There was a concept in the computer programming classes I've taken that suggests older technologies and methods are revisited as software and hardware evolves.
So even though we have higher level programming languages, the lower level languages are still appropriate for the more limited machines or devices. Kind of reminds me of ubiquitos bacteria--despite (or probably more appropriately, because of) evolution, microbes are the true rulers of the planet in both sheer numbers and possibly even in physical mass.
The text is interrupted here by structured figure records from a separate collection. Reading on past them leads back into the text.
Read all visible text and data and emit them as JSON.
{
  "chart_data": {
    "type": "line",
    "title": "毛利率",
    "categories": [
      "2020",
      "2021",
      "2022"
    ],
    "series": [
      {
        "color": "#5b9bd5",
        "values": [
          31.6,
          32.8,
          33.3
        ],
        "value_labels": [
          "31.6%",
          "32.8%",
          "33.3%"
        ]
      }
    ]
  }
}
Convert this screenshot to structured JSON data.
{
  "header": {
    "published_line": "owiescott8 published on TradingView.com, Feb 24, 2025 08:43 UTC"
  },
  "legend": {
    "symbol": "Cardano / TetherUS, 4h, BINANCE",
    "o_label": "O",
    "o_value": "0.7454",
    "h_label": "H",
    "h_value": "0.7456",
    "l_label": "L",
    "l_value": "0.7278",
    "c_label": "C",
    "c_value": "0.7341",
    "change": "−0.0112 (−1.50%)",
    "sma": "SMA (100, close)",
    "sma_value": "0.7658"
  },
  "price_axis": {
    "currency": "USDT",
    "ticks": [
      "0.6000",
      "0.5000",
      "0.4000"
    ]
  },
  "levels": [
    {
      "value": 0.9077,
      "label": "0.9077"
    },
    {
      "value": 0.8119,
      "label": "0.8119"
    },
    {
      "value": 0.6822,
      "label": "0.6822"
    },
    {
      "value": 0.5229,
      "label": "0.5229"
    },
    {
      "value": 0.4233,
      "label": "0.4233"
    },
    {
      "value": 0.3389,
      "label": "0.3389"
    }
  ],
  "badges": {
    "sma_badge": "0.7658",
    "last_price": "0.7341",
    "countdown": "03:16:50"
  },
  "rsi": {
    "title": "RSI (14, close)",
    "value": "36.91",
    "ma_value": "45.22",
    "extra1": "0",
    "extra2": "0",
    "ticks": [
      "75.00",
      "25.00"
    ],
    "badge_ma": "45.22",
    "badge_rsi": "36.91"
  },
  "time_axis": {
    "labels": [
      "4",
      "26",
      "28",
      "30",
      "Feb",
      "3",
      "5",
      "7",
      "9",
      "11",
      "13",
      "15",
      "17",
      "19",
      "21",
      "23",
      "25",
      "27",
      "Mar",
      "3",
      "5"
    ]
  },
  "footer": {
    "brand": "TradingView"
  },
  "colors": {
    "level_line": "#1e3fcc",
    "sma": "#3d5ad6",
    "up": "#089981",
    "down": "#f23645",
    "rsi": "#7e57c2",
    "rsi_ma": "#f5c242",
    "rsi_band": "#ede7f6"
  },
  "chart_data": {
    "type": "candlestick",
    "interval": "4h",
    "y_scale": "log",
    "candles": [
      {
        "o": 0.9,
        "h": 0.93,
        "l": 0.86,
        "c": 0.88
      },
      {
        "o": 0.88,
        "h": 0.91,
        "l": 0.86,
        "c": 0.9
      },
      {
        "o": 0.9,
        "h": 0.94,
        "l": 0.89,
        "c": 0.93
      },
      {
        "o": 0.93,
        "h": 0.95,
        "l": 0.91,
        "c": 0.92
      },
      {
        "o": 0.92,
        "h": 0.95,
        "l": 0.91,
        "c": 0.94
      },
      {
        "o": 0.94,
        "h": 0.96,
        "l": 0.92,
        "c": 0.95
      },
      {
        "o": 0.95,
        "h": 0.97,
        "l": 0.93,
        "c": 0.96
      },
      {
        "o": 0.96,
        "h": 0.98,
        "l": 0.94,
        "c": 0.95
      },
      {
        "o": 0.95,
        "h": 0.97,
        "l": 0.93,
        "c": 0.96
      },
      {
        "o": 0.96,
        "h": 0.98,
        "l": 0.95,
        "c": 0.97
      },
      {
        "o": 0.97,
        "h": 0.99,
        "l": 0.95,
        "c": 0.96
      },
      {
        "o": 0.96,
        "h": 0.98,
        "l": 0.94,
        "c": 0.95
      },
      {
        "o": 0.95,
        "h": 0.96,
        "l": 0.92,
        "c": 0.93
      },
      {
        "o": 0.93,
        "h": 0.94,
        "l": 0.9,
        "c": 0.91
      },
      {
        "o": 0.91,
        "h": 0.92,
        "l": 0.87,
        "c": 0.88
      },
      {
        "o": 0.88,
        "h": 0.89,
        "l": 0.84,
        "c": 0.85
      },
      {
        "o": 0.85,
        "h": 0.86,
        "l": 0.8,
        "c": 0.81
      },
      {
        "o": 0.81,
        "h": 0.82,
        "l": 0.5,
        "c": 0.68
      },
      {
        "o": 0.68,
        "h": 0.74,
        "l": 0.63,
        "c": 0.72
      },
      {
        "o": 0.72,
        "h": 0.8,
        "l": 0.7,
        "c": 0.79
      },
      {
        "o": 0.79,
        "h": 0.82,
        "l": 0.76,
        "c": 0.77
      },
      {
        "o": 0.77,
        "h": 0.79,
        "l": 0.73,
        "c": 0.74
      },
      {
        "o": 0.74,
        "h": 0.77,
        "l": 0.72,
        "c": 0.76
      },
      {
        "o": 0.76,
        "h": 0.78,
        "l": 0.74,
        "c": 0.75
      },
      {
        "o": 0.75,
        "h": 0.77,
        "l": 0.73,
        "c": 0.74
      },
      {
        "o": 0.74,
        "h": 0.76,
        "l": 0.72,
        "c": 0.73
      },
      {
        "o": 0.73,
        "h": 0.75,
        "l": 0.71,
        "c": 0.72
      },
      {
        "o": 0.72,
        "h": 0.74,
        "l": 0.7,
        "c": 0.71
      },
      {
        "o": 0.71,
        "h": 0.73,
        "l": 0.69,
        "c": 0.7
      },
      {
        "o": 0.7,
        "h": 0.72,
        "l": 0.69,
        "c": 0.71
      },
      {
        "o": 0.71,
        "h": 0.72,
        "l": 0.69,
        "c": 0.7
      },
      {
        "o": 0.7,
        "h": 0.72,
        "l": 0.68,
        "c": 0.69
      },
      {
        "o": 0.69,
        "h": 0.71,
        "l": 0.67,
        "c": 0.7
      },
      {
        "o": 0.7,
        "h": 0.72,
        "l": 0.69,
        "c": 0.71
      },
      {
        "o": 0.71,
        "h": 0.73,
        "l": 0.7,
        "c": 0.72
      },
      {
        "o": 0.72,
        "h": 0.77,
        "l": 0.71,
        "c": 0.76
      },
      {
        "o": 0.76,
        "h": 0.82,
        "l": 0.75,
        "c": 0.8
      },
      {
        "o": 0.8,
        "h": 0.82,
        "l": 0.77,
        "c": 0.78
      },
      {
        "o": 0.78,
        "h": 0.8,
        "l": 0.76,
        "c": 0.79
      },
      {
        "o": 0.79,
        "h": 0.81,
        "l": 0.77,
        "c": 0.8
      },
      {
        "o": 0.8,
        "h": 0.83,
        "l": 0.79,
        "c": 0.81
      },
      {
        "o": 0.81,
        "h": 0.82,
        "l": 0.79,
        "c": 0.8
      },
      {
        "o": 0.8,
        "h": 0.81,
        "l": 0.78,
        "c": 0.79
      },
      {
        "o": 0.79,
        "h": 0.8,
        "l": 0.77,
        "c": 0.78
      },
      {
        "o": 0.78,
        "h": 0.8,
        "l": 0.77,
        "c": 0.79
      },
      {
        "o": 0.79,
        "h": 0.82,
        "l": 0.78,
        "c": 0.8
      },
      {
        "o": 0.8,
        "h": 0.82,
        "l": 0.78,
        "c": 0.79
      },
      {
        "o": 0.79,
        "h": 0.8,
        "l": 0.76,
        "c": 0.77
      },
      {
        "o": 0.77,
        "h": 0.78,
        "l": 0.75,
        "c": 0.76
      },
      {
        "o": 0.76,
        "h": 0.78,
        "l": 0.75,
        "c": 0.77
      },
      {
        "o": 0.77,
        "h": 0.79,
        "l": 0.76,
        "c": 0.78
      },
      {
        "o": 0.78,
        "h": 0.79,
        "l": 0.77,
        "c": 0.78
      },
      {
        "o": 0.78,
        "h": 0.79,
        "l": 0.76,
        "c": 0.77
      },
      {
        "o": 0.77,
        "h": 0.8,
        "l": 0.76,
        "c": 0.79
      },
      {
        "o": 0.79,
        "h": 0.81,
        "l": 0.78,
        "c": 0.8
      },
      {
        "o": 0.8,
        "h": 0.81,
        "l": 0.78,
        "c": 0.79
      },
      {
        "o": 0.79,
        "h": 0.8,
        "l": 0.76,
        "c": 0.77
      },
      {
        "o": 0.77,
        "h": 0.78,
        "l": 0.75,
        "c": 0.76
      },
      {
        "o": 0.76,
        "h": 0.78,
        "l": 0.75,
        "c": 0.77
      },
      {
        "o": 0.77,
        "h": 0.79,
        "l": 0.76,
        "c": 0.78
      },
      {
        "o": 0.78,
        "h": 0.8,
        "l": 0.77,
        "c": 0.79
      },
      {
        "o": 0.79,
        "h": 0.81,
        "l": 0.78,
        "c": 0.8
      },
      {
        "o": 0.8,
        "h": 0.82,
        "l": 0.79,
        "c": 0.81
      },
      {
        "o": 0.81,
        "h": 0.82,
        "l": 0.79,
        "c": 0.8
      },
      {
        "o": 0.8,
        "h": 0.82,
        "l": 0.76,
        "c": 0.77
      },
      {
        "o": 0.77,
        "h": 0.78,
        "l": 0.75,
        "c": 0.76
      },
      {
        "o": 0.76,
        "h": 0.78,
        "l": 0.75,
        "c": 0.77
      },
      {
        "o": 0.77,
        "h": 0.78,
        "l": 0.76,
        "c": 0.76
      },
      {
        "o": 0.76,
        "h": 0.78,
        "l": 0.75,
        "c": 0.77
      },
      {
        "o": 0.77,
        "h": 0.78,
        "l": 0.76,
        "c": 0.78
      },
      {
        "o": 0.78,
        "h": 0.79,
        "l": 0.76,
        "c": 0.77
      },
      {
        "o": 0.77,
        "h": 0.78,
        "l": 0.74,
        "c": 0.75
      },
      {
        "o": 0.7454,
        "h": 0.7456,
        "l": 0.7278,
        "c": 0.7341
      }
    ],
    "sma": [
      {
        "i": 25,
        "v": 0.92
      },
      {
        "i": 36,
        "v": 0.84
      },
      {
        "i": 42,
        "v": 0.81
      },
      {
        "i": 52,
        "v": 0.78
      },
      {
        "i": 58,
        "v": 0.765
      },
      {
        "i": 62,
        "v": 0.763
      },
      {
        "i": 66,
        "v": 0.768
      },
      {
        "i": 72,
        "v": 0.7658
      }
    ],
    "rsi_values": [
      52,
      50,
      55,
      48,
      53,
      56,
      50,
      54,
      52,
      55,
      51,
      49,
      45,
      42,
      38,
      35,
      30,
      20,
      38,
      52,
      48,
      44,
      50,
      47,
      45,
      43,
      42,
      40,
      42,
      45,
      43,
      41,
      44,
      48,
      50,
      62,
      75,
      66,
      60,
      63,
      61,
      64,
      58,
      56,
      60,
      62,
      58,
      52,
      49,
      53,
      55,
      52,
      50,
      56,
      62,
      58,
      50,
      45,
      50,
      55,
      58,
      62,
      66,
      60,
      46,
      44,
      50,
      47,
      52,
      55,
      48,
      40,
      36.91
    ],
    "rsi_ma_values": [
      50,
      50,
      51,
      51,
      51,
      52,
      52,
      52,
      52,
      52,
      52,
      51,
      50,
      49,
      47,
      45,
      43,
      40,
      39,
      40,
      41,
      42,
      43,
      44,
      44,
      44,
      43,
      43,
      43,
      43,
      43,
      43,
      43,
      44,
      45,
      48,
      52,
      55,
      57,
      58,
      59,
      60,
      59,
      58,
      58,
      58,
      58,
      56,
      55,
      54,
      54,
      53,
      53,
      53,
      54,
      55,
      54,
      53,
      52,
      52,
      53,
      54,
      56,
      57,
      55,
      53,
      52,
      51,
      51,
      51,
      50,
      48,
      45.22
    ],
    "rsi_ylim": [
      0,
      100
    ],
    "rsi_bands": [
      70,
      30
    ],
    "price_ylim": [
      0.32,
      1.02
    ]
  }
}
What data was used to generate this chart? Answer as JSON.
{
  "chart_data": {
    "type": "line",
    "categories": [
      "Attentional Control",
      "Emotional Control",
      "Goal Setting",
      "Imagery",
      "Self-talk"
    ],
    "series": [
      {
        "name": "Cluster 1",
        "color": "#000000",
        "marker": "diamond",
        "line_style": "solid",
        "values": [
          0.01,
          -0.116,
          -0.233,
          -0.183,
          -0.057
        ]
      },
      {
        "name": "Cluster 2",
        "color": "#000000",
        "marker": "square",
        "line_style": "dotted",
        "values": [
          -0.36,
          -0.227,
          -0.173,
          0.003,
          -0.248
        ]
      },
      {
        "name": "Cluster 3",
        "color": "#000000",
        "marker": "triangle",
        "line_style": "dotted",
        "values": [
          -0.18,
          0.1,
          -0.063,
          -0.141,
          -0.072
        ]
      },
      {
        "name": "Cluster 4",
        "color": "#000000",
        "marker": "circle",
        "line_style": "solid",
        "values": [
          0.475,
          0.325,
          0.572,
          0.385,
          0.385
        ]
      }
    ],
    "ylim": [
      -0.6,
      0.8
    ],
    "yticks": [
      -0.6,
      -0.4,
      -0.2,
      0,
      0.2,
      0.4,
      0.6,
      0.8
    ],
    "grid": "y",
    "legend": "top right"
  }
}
The examples given were appliances that are programed with low-level assembly language. That was a few years ago, so now you can see it not only in devices, but elsewhere with html coding.
In the earlier days of the Web, the tighter and lighter the html code was, the quicker it ran. As we increased bandwidth and processing power, it seemed like we could get away with bulkier and possibly "sloppier" coding styles. Then small web devices with limited memory and processing power (mobile phones) showed we still need clean and light html (well-formed, valid html is almost always a good idea).
So even as mobile devices are getting faster and more powerful (think iphone and others like it), we will still see the web, web browers, or some kind of web functionality needing clean and fast html. That web browser connected with your GPS device or built into your fridge may need clean and simple html in addition to perhaps low level assembly to create the OS.
Got any better examples? I think I'll revisit this topic.